Les protéines ne sont pas des structures rigides : elles bougent, « respirent » et s’adaptent à leur environnement afin d’optimiser leurs formes et leurs activités. Pressentie dès les années 70 par des études de résonance magnétique nucléaire (RMN), l’existence de « mouvements respiratoires » par lesquels les protéines ajustent leurs formes est démontrée et rendue visible par les travaux de pointe en biologie structurale. En combinant la spectroscopie RMN et la cristallographie aux rayons X, les scientifiques ont cartographié les changements structurels, à une résolution atomique, associés aux rotations des anneaux aromatiques des acides aminés situés dans le cœur d'une protéine. L'étude résout un paradoxe de longue date en chimie des protéines en montrant comment un volume vide est généré autour de l’acide aminé aromatique pour permettre la rotation de sa chaîne latérale tout en maintenant le repliement de la protéine.

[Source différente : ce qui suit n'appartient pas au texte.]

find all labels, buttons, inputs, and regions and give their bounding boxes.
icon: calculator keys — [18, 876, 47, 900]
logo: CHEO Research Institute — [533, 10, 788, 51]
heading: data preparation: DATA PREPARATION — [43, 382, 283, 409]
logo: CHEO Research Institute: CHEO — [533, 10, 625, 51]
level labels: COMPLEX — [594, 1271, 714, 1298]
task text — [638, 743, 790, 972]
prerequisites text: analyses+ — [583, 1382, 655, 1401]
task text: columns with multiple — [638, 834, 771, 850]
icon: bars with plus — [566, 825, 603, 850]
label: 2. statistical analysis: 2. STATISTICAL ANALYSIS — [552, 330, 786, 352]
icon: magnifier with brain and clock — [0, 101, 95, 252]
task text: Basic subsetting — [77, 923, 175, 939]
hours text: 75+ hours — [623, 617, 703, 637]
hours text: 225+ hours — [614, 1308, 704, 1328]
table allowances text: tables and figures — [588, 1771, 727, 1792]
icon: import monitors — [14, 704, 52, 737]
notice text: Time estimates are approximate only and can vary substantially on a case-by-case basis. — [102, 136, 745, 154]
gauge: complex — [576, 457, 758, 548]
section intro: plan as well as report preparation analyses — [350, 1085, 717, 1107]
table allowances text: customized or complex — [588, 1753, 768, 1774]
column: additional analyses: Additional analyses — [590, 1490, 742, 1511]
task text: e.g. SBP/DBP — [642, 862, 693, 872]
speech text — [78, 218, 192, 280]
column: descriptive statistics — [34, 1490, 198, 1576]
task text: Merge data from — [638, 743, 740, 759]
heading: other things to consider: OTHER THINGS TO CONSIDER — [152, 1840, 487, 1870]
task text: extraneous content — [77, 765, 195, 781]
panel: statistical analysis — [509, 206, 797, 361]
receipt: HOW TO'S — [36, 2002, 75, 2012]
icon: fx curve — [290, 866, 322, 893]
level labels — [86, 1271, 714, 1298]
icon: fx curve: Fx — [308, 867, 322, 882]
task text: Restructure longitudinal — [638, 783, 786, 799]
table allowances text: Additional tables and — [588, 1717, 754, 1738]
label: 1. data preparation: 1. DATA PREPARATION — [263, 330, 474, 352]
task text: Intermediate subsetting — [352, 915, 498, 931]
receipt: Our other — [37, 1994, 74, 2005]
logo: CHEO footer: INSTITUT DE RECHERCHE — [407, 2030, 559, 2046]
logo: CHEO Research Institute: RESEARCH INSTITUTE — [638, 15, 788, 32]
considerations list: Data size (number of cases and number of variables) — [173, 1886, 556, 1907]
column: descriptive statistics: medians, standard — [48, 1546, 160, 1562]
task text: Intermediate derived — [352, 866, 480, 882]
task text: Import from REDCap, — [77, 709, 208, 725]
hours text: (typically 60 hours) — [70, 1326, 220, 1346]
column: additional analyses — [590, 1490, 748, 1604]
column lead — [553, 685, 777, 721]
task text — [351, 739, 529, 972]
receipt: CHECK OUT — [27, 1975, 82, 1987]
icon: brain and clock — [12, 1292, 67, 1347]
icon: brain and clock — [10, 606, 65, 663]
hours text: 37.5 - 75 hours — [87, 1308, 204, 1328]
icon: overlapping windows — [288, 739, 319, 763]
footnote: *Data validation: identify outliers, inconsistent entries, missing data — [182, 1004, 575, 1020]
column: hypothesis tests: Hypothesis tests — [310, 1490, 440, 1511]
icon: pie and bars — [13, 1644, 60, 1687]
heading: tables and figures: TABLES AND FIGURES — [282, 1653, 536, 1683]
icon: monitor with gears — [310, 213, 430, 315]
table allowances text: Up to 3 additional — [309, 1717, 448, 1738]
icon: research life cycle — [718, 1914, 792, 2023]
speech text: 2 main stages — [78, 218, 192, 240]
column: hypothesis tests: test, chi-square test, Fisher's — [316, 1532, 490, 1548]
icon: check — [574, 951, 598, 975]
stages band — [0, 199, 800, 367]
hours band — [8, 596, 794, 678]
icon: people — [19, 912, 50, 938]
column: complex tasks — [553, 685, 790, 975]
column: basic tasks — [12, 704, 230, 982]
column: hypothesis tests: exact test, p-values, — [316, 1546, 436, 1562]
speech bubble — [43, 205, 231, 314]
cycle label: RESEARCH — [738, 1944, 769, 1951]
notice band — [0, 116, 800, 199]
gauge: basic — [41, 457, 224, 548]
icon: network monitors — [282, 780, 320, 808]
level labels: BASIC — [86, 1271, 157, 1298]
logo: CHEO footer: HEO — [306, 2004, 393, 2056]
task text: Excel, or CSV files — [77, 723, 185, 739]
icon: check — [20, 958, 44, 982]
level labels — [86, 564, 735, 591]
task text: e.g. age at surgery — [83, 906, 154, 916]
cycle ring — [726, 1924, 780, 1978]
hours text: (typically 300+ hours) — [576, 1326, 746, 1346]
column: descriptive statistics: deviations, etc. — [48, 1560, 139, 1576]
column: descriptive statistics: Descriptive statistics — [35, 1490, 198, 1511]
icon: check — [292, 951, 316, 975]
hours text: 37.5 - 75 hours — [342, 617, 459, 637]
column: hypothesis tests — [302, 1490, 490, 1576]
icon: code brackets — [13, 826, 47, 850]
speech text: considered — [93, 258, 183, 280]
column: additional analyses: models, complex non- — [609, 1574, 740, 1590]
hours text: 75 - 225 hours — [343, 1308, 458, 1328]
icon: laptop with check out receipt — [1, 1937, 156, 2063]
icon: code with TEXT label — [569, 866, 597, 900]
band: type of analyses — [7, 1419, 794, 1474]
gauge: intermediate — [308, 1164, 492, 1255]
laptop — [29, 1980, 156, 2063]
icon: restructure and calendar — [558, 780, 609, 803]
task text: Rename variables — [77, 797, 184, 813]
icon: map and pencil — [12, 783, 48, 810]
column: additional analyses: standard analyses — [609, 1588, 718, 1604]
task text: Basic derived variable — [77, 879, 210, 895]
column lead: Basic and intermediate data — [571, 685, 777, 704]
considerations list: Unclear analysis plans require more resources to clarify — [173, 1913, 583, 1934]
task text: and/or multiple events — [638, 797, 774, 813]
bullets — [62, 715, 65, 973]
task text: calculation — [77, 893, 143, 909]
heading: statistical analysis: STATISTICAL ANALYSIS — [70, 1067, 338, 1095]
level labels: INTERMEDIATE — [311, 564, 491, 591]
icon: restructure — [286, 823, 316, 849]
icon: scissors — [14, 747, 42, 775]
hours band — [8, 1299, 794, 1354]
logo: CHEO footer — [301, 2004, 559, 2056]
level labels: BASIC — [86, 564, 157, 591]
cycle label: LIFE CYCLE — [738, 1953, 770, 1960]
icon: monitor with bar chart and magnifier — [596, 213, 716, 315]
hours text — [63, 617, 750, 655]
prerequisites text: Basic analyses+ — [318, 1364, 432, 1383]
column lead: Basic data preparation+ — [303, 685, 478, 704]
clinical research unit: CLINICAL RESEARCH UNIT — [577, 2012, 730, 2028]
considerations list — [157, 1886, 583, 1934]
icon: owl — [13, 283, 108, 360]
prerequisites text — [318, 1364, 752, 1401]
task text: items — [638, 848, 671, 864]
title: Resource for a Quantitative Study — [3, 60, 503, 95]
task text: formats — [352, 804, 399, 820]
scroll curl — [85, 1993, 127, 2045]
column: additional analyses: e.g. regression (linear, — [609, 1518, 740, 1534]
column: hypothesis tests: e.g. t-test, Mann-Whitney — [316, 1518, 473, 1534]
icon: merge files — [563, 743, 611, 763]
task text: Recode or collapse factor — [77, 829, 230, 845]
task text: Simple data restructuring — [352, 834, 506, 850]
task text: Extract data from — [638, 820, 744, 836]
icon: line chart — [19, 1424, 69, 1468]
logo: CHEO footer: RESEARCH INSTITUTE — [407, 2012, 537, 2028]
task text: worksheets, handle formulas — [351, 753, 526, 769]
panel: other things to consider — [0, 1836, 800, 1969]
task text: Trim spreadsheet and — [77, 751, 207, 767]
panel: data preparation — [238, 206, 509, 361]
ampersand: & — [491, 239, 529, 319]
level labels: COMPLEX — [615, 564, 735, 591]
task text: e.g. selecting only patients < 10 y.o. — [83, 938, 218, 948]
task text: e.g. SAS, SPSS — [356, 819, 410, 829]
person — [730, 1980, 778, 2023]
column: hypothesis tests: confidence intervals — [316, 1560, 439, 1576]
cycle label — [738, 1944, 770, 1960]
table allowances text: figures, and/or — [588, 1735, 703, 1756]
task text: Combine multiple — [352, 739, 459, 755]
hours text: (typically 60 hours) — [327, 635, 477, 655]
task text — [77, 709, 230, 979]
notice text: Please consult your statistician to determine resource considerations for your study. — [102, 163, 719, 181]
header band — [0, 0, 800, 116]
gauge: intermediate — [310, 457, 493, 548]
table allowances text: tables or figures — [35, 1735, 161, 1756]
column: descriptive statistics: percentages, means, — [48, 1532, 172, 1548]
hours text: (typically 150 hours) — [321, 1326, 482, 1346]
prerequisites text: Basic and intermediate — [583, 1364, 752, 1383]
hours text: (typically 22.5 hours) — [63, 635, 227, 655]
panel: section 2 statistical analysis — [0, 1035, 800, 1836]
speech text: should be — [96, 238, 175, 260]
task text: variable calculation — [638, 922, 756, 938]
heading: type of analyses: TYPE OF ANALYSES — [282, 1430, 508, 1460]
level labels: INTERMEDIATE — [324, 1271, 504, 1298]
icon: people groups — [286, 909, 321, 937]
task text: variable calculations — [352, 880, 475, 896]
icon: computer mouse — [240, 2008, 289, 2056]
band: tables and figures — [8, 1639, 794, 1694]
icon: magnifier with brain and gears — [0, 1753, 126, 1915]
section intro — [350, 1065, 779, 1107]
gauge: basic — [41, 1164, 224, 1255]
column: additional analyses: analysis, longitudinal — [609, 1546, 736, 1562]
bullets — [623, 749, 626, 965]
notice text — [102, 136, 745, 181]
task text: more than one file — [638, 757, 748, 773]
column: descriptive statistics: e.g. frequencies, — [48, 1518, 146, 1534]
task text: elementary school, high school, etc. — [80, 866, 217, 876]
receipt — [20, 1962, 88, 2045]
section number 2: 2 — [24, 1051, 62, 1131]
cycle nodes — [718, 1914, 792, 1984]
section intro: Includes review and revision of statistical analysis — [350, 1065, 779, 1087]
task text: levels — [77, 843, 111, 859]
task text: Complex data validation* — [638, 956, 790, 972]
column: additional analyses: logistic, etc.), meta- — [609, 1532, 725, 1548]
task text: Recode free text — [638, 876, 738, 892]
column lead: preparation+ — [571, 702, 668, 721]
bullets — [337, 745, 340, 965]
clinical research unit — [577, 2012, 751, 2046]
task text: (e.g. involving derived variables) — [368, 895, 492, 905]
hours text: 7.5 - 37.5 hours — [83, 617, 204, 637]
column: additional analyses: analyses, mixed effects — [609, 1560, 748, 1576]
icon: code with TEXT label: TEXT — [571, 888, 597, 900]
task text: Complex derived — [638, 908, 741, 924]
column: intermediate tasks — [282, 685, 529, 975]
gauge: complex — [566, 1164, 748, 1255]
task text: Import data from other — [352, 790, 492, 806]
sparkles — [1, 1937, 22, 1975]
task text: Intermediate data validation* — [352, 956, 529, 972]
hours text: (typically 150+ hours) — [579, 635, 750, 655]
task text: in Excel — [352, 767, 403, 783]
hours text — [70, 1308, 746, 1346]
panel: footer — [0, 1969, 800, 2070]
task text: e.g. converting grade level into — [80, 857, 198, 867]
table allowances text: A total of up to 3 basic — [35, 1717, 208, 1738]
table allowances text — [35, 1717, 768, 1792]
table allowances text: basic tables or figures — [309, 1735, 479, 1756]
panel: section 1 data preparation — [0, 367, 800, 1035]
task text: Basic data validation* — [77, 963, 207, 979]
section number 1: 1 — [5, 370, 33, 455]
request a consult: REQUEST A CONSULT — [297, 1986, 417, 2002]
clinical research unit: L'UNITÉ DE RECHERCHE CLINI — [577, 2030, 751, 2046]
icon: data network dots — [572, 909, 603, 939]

Cette découverte éclaire d’un jour nouveau la façon dont les changements dans l'équilibre délicat des interactions qui stabilisent le cœur hydrophobe peuvent entraîner une réorganisation majeure de la structure de la protéine. En outre, elle offre une perspective sur la manière dont de nouvelles fonctions biologiques peuvent être acquises au cours de l'évolution par des modifications du réseau d'interactions dans le cœur des protéines. Grâce à cette capacité de « voir » ce qui se passe au centre des structures des protéines en mouvement, on comprend mieux comment de très petites altérations peuvent être la base de nombreuses maladies.
Visualisation des mouvements respiratoires associés aux rotations de l'anneau aromatique de la tyrosine 526 (Y526) dans le domaine SH3 de la protéine JIP1. Un volume vide est créé autour de l'anneau par des changements structurels distincts permettant aux rotations de l'anneau d'avoir lieu.